1 c Sweet milk
1 c Sour milk
1 c Sugar
4 tb Lemon juice
Grated rind 1 lemon
4 Egg yolks
1/4 ts Salt
1/3 c Almonds, blanched and finely
Chopped
Short crust pastry
2 1/2 c Flour
1 ts Salt
5 tb Ice water
3/4 c Vegetable shortening
Formatted by Millie Ellis 3-18-97
Sift together flour and salt. Add half the shortening and cut it in with
fork until mixture is consistency of coarse meal. Add remaining shortening
and blend until particles are size of a pea. Add water, a tablespoon at a
time, and work particles together with a fork.Add just enough water to
moisten.
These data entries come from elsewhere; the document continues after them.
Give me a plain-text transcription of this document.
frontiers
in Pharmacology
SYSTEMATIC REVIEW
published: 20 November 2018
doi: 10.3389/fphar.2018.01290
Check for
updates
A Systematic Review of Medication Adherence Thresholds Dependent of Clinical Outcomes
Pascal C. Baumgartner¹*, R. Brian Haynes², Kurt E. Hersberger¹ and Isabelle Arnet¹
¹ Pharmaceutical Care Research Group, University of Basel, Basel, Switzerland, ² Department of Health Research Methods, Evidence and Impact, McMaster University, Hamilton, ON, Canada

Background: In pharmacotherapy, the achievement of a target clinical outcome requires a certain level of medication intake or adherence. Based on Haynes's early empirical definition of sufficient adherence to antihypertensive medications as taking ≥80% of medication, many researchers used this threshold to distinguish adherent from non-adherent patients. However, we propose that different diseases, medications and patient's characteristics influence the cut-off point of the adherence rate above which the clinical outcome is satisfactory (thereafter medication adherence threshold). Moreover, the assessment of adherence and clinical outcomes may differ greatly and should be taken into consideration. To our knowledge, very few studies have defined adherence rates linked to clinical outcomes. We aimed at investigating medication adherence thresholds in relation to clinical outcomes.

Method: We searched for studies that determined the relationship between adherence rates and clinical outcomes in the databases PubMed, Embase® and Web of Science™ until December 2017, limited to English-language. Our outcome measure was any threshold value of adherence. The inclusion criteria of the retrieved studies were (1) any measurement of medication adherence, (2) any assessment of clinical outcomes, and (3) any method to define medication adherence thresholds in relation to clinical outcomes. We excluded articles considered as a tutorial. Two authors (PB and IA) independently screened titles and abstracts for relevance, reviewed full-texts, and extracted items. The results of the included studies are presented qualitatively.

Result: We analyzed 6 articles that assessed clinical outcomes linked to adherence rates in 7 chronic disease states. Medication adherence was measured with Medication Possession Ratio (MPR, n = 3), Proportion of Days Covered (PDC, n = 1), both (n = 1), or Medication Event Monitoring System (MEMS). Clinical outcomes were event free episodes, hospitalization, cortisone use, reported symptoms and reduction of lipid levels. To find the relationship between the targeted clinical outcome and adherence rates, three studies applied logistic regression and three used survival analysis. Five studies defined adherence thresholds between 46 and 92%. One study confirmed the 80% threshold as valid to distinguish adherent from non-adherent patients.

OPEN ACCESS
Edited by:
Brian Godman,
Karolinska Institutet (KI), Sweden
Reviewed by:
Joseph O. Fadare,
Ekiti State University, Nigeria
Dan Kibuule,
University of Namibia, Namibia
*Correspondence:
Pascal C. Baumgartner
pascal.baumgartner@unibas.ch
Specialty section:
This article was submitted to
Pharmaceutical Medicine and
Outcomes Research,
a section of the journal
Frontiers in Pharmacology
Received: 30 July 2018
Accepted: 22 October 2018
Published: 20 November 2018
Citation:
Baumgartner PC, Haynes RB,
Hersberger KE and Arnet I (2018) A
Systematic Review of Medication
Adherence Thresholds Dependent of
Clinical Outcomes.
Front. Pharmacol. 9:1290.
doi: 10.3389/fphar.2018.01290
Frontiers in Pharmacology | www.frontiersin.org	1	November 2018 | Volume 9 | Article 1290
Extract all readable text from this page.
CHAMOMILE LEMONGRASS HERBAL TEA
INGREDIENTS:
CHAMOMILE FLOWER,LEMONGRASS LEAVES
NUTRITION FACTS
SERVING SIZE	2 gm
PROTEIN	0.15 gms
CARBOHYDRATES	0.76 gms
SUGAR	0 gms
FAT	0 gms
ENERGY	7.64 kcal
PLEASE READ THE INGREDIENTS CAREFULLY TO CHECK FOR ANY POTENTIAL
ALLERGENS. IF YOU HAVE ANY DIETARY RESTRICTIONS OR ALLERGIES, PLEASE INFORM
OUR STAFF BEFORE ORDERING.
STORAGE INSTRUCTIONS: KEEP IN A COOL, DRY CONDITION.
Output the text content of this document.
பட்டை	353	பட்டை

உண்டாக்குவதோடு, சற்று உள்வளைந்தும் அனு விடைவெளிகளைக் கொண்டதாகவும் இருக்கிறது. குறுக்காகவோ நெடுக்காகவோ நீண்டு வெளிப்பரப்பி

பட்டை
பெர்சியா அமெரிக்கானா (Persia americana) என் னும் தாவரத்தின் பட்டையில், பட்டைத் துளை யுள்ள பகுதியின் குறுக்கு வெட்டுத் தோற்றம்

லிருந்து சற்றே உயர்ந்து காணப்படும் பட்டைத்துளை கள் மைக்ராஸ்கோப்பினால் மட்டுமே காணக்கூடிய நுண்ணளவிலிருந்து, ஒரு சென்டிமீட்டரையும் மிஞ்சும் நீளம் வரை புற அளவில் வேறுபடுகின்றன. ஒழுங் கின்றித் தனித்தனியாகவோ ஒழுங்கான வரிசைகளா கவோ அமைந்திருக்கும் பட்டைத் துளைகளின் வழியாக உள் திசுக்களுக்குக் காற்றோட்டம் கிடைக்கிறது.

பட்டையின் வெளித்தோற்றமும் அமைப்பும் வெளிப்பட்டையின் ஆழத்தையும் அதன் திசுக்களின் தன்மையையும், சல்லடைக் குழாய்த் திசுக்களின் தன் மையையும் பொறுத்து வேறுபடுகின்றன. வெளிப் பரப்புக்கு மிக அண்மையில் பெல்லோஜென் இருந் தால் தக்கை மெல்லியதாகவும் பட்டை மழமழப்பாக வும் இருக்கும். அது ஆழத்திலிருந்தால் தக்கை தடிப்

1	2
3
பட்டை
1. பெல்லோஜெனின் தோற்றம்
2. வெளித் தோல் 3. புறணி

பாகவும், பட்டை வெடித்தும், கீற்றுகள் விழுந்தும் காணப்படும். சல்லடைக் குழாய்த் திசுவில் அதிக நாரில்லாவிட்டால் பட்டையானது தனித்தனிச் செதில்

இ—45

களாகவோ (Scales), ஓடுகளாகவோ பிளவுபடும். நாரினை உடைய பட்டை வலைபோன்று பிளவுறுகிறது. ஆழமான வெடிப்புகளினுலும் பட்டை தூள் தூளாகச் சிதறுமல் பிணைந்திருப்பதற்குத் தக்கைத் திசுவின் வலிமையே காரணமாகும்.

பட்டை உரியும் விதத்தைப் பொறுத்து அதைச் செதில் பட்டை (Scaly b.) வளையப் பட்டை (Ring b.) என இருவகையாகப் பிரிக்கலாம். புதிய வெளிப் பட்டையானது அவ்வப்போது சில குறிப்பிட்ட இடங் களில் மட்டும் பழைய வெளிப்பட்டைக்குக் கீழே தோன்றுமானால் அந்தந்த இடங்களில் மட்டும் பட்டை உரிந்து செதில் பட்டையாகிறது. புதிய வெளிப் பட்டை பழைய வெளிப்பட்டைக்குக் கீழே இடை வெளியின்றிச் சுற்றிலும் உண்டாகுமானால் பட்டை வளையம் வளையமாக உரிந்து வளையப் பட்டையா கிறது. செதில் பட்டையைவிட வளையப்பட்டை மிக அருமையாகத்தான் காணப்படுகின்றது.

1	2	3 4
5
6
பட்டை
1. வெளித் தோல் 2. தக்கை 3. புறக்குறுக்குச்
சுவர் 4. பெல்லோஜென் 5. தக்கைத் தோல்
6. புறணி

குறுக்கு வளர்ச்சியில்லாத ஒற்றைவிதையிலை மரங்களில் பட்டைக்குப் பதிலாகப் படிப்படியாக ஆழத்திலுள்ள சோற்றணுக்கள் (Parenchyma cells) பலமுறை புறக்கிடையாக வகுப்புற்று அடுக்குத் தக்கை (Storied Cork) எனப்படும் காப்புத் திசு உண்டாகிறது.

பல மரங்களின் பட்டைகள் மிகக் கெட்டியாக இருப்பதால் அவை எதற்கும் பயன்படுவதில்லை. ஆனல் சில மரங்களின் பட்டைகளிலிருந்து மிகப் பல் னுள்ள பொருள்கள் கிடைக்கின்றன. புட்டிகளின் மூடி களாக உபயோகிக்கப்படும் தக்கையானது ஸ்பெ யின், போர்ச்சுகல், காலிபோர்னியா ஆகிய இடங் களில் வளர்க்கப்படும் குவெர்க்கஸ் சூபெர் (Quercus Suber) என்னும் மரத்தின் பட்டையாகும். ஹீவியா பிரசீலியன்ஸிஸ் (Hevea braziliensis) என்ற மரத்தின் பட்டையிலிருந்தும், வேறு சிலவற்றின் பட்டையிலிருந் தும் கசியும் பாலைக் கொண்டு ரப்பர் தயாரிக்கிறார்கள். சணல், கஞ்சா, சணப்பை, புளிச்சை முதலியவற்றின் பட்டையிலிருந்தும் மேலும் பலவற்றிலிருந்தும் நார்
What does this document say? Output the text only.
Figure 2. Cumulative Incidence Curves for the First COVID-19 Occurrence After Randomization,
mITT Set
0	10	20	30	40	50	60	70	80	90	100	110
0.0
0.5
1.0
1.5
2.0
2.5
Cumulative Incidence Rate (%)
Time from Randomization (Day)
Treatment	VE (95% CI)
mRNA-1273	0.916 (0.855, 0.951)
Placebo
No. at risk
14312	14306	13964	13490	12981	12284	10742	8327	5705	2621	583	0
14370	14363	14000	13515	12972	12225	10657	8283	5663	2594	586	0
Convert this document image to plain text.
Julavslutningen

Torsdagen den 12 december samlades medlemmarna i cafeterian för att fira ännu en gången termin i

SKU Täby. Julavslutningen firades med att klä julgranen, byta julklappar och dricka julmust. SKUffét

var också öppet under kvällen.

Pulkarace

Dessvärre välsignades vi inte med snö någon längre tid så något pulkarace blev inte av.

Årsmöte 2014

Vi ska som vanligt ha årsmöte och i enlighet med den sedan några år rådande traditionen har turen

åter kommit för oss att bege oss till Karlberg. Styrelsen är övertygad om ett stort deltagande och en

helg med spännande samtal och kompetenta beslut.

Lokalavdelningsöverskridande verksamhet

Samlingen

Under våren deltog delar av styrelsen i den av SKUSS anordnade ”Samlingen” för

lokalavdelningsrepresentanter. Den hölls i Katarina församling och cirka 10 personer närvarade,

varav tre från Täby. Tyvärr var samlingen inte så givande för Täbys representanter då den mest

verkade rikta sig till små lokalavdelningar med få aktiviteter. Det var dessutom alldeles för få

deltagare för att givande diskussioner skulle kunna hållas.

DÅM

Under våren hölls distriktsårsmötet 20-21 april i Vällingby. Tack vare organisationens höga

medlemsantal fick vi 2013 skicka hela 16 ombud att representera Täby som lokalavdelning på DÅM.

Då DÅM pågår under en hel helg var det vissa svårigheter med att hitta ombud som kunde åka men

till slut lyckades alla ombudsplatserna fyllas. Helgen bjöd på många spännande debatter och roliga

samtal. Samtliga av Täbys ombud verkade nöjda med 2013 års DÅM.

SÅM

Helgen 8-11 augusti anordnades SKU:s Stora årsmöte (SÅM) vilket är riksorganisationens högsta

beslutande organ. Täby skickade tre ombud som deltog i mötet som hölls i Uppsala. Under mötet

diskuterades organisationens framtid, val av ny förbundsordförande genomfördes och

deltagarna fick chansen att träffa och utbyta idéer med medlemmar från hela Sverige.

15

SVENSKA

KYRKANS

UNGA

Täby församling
Press dough into ball, handling no more than necessary.roll out
thinly on floured pastry cloth. Line patty tins with pastry, fitting it in
lightly. Trim edges evenly, leaving an extra inch around the edge. Prick
bottom with tines of fork. Press down outer edges of shell with tines,
first dipping them in cold water. FILLING: Scald combined sweet and sour
milk and strain through cheesecloth, Beat egg yolks slightly, combine with
sugar, lemon juice and rind, and salt. Add second mixture to first, fo form
curd.Fill unbaked patty shells with cheese mixture. Sprinkle tops
generously with chopped almonds. lBake in hot oven 450-F for 10 minutes.
Reduce heat to moderate heat 350-F and continue baking until firm. Add a
swirl of whipped cream before serving and decorate with a candied cherry.